O caso é oriundo de Limeira, interior paulista, onde o cliente, um guarda civil municipal (GCM) obteve êxito em processos com a representação dos advogados.
O julgamento ocorreu nesta terça-feira (24), em sessão virtual da 28ª Câmara de Direito Privado. Por votação unânime, o colegiado negou provimento ao recurso e confirmou integralmente a sentença de primeiro grau.
Atuação reconhecida
No processo, os advogados cobravam honorários relacionados a três frentes de atuação: uma ação anulatória de ato administrativo que resultou na reintegração do cliente ao cargo público de guarda civil municipal e na geração de crédito a ser pago por precatório; uma revisão criminal; e uma ação de justificação criminal.

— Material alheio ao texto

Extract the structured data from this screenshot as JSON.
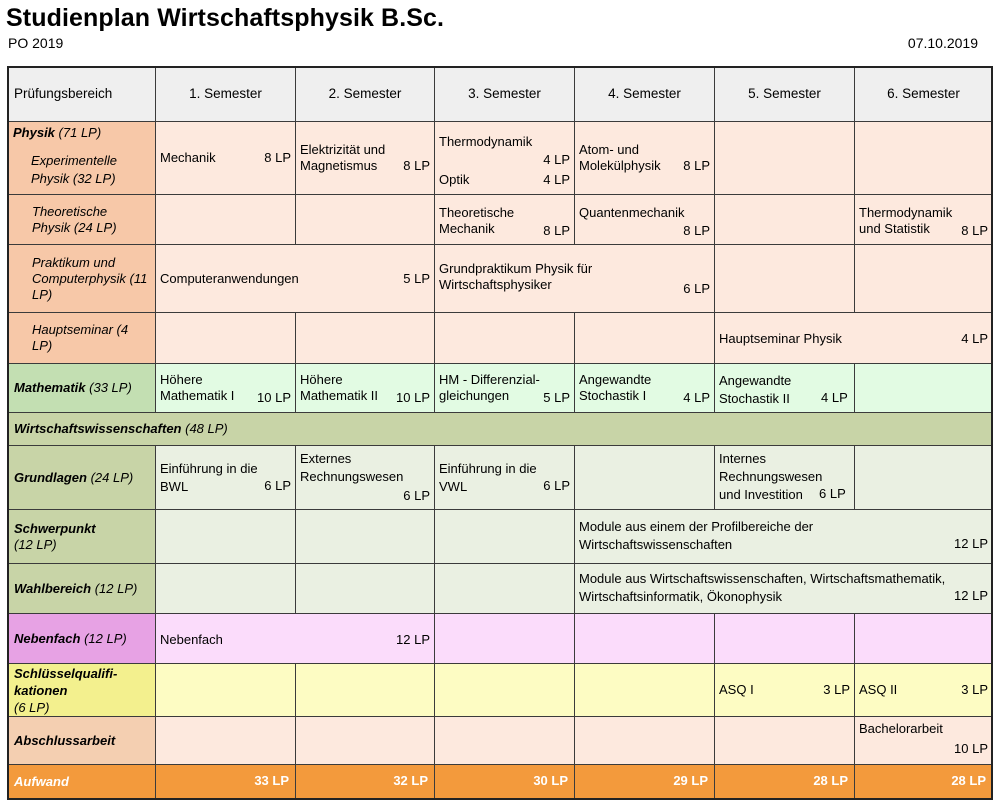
{
  "header": {
    "title": "Studienplan Wirtschaftsphysik B.Sc.",
    "po": "PO 2019",
    "date": "07.10.2019"
  },
  "columns": {
    "area": "Prüfungsbereich",
    "semesters": [
      "1. Semester",
      "2. Semester",
      "3. Semester",
      "4. Semester",
      "5. Semester",
      "6. Semester"
    ]
  },
  "categories": {
    "physik_name": "Physik",
    "physik_lp": "(71 LP)",
    "experimentelle": "Experimentelle Physik (32 LP)",
    "theoretische": "Theoretische Physik (24 LP)",
    "praktikum": "Praktikum und Computerphysik (11 LP)",
    "hauptseminar": "Hauptseminar (4 LP)",
    "mathematik_name": "Mathematik",
    "mathematik_lp": "(33 LP)",
    "wiwi_name": "Wirtschaftswissenschaften",
    "wiwi_lp": "(48 LP)",
    "grundlagen_name": "Grundlagen",
    "grundlagen_lp": "(24 LP)",
    "schwerpunkt_name": "Schwerpunkt",
    "schwerpunkt_lp": "(12 LP)",
    "wahlbereich_name": "Wahlbereich",
    "wahlbereich_lp": "(12 LP)",
    "nebenfach_name": "Nebenfach",
    "nebenfach_lp": "(12 LP)",
    "sq_name": "Schlüsselqualifi-\nkationen",
    "sq_lp": "(6 LP)",
    "abschluss_name": "Abschlussarbeit",
    "aufwand_name": "Aufwand"
  },
  "modules": {
    "mechanik": {
      "name": "Mechanik",
      "lp": "8 LP"
    },
    "elektrizitaet": {
      "name": "Elektrizität und\nMagnetismus",
      "lp": "8 LP"
    },
    "thermodynamik": {
      "name": "Thermodynamik",
      "lp": "4 LP"
    },
    "optik": {
      "name": "Optik",
      "lp": "4 LP"
    },
    "atom": {
      "name": "Atom- und\nMolekülphysik",
      "lp": "8 LP"
    },
    "theo_mechanik": {
      "name": "Theoretische\nMechanik",
      "lp": "8 LP"
    },
    "quanten": {
      "name": "Quantenmechanik",
      "lp": "8 LP"
    },
    "thermo_stat": {
      "name": "Thermodynamik\nund Statistik",
      "lp": "8 LP"
    },
    "computer": {
      "name": "Computeranwendungen",
      "lp": "5 LP"
    },
    "grundpraktikum": {
      "name": "Grundpraktikum Physik für\nWirtschaftsphysiker",
      "lp": "6 LP"
    },
    "hauptseminar": {
      "name": "Hauptseminar Physik",
      "lp": "4 LP"
    },
    "hm1": {
      "name": "Höhere\nMathematik I",
      "lp": "10 LP"
    },
    "hm2": {
      "name": "Höhere\nMathematik II",
      "lp": "10 LP"
    },
    "hm_diff": {
      "name": "HM - Differenzial-\ngleichungen",
      "lp": "5 LP"
    },
    "stoch1": {
      "name": "Angewandte\nStochastik I",
      "lp": "4 LP"
    },
    "stoch2": {
      "name": "Angewandte\nStochastik II",
      "lp": "4 LP"
    },
    "bwl": {
      "name": "Einführung in die\nBWL",
      "lp": "6 LP"
    },
    "ext_rw": {
      "name": "Externes\nRechnungswesen",
      "lp": "6 LP"
    },
    "vwl": {
      "name": "Einführung in die\nVWL",
      "lp": "6 LP"
    },
    "int_rw": {
      "name": "Internes\nRechnungswesen\nund Investition",
      "lp": "6 LP"
    },
    "profil": {
      "name": "Module aus einem der Profilbereiche der\nWirtschaftswissenschaften",
      "lp": "12 LP"
    },
    "wahl": {
      "name": "Module aus Wirtschaftswissenschaften, Wirtschaftsmathematik,\nWirtschaftsinformatik, Ökonophysik",
      "lp": "12 LP"
    },
    "nebenfach": {
      "name": "Nebenfach",
      "lp": "12 LP"
    },
    "asq1": {
      "name": "ASQ I",
      "lp": "3 LP"
    },
    "asq2": {
      "name": "ASQ II",
      "lp": "3 LP"
    },
    "bachelor": {
      "name": "Bachelorarbeit",
      "lp": "10 LP"
    }
  },
  "aufwand": [
    "33 LP",
    "32 LP",
    "30 LP",
    "29 LP",
    "28 LP",
    "28 LP"
  ],
  "colors": {
    "physik": "#fde9de",
    "mathematik": "#e2fbe3",
    "wirtschaft": "#eaf0e2",
    "nebenfach": "#fbdcfb",
    "schluesselqualifikation": "#fdfcc3",
    "aufwand": "#f39a3c"
  }
}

A sentença havia fixado o pagamento de 20% sobre o benefício econômico obtido no precatório, além de valores determinados pelas atuações nas demandas criminais.

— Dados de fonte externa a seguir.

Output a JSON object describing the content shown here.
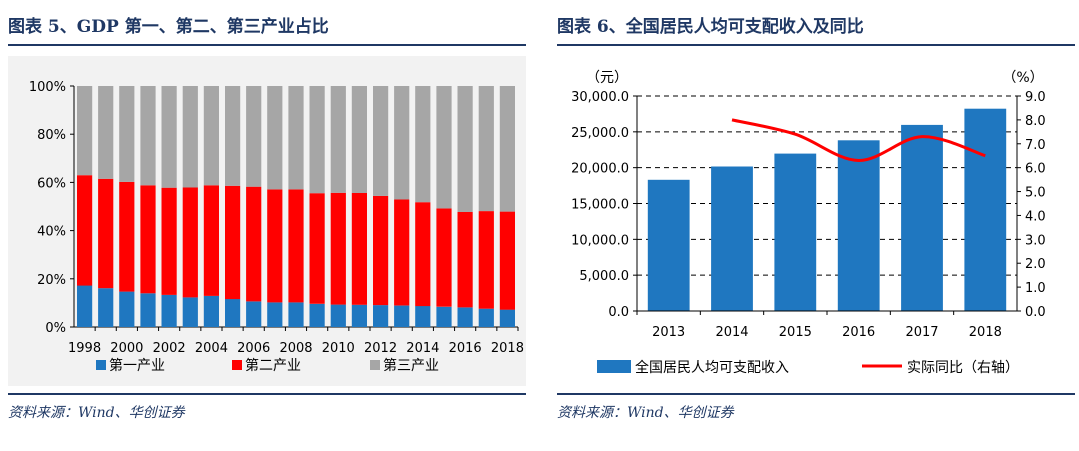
{
  "left": {
    "title": "图表 5、GDP 第一、第二、第三产业占比",
    "source": "资料来源：Wind、华创证券"
  },
  "right": {
    "title": "图表 6、全国居民人均可支配收入及同比",
    "source": "资料来源：Wind、华创证券"
  },
  "chart_data": [
    {
      "type": "bar",
      "stacked": true,
      "title": "",
      "xlabel": "",
      "ylabel": "",
      "ylim": [
        0,
        100
      ],
      "y_ticks": [
        "0%",
        "20%",
        "40%",
        "60%",
        "80%",
        "100%"
      ],
      "categories": [
        "1998",
        "1999",
        "2000",
        "2001",
        "2002",
        "2003",
        "2004",
        "2005",
        "2006",
        "2007",
        "2008",
        "2009",
        "2010",
        "2011",
        "2012",
        "2013",
        "2014",
        "2015",
        "2016",
        "2017",
        "2018"
      ],
      "x_tick_labels": [
        "1998",
        "2000",
        "2002",
        "2004",
        "2006",
        "2008",
        "2010",
        "2012",
        "2014",
        "2016",
        "2018"
      ],
      "series": [
        {
          "name": "第一产业",
          "color": "#1f77c0",
          "values": [
            17.2,
            16.1,
            14.7,
            14.0,
            13.3,
            12.3,
            12.9,
            11.6,
            10.6,
            10.2,
            10.2,
            9.6,
            9.3,
            9.2,
            9.1,
            8.9,
            8.7,
            8.4,
            8.1,
            7.6,
            7.2
          ]
        },
        {
          "name": "第二产业",
          "color": "#ff0000",
          "values": [
            45.8,
            45.4,
            45.5,
            44.8,
            44.5,
            45.6,
            45.9,
            47.0,
            47.6,
            46.9,
            46.9,
            45.9,
            46.4,
            46.4,
            45.3,
            44.0,
            43.1,
            40.8,
            39.6,
            40.5,
            40.7
          ]
        },
        {
          "name": "第三产业",
          "color": "#a6a6a6",
          "values": [
            37.0,
            38.5,
            39.8,
            41.2,
            42.2,
            42.1,
            41.2,
            41.4,
            41.8,
            42.9,
            42.9,
            44.5,
            44.3,
            44.4,
            45.6,
            47.1,
            48.2,
            50.8,
            52.3,
            51.9,
            52.1
          ]
        }
      ],
      "legend": "bottom",
      "grid": false
    },
    {
      "type": "bar",
      "title": "",
      "categories": [
        "2013",
        "2014",
        "2015",
        "2016",
        "2017",
        "2018"
      ],
      "y_unit_left": "（元）",
      "y_unit_right": "（%）",
      "ylim": [
        0,
        30000
      ],
      "ylim_right": [
        0,
        9
      ],
      "y_ticks": [
        "0.0",
        "5,000.0",
        "10,000.0",
        "15,000.0",
        "20,000.0",
        "25,000.0",
        "30,000.0"
      ],
      "y_ticks_right": [
        "0.0",
        "1.0",
        "2.0",
        "3.0",
        "4.0",
        "5.0",
        "6.0",
        "7.0",
        "8.0",
        "9.0"
      ],
      "series": [
        {
          "name": "全国居民人均可支配收入",
          "type": "bar",
          "axis": "left",
          "color": "#1f77c0",
          "values": [
            18311,
            20167,
            21966,
            23821,
            25974,
            28228
          ]
        },
        {
          "name": "实际同比（右轴）",
          "type": "line",
          "axis": "right",
          "color": "#ff0000",
          "x": [
            "2014",
            "2015",
            "2016",
            "2017",
            "2018"
          ],
          "values": [
            8.0,
            7.4,
            6.3,
            7.3,
            6.5
          ]
        }
      ],
      "grid": "dashed horizontal",
      "legend": "bottom"
    }
  ]
}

Ao recorrer, o cliente sustentou, entre outros pontos, que não teria contratado os serviços para além de um habeas corpus específico e que eventual atuação nas demais ações teria ocorrido de forma espontânea, caracterizando advocacia voluntária.
O relator do caso, desembargador Ferreira Da Cruz, destacou, contudo, que a contratação de serviços advocatícios não depende de forma escrita e que a prova documental constante nos autos demonstrava a efetiva atuação profissional em favor do cliente nas ações mencionadas. Segundo o acórdão, a reiterada representação judicial, sem oposição e em benefício direto do constituinte, evidencia a existência de vínculo obrigacional remunerado.

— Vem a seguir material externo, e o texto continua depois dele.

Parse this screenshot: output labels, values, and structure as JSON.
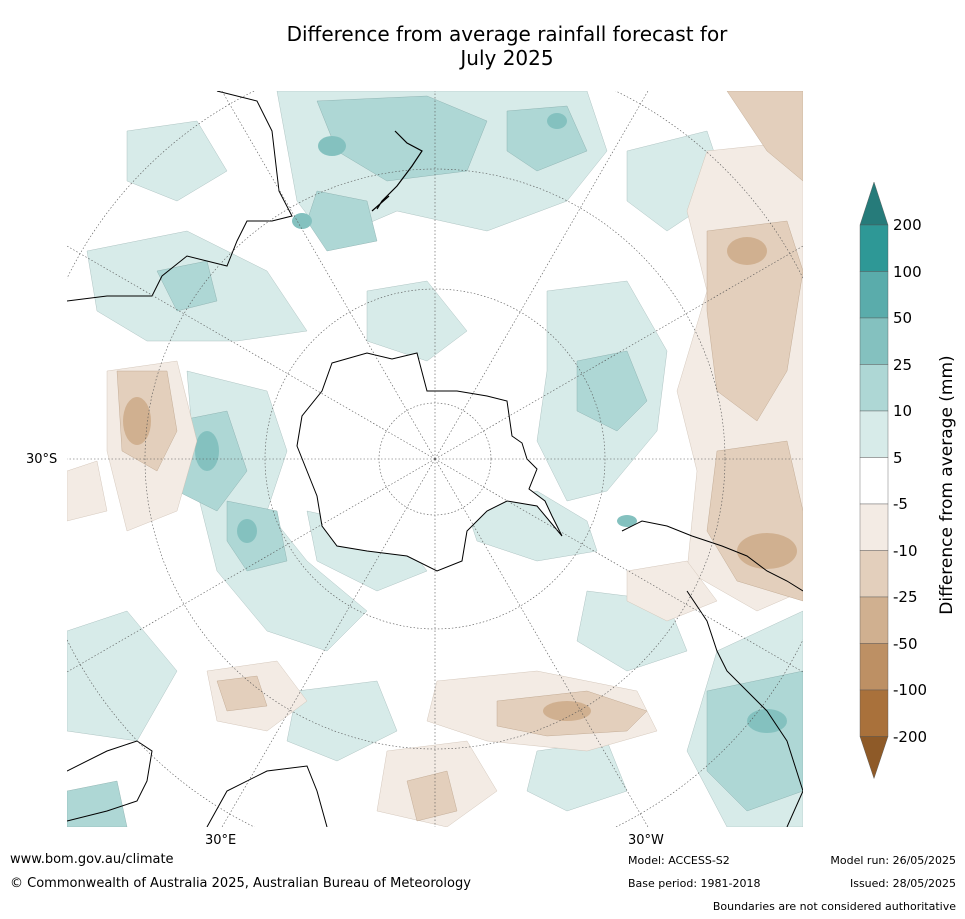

O colegiado também ressaltou a presunção de onerosidade do mandato conferido a advogado, afastando a tese de trabalho gratuito por ausência de elementos que a comprovassem.
Prescrição afastada
Outro argumento apresentado no recurso foi o de prescrição da cobrança relativa à ação que resultou na expedição de precatório. O cliente alegava que o trânsito em julgado da ação principal, ocorrido em 2017, deveria marcar o início do prazo prescricional.
A Câmara, entretanto, entendeu que, em casos de honorários vinculados ao recebimento de valores, o marco inicial não coincide necessariamente com o fim do processo. Conforme registrado no voto, não havia notícia de liberação do precatório, e o direito de exigir a remuneração teria surgido apenas com a revogação do mandato, formalizada em março de 2024.
Com base no Estatuto da Advocacia, que prevê prazo de cinco anos para a ação de cobrança contado da renúncia ou revogação do mandato, o Tribunal concluiu que não havia prescrição.
Vínculo sindical
O recurso também questionava a validade do contrato firmado entre os advogados e o sindicato da categoria, sob o argumento de que o cliente não seria sindicalizado.
A decisão apontou, porém, que documentos juntados aos autos indicavam filiação durante o período relevante da execução e da expedição do precatório. Além disso, o acórdão registrou que, independentemente da forma de contratação, individual ou por meio de entidade sindical, a atuação profissional ficou comprovada, o que tornava devida a remuneração.
Ao final, a 28ª Câmara de Direito Privado do Tribunal de Justiça de São Paulo negou provimento ao recurso, mantendo a condenação ao pagamento dos honorários e majorando a verba honorária em razão da sucumbência recursal, observada a gratuidade concedida ao recorrente. Ainda cabe recurso.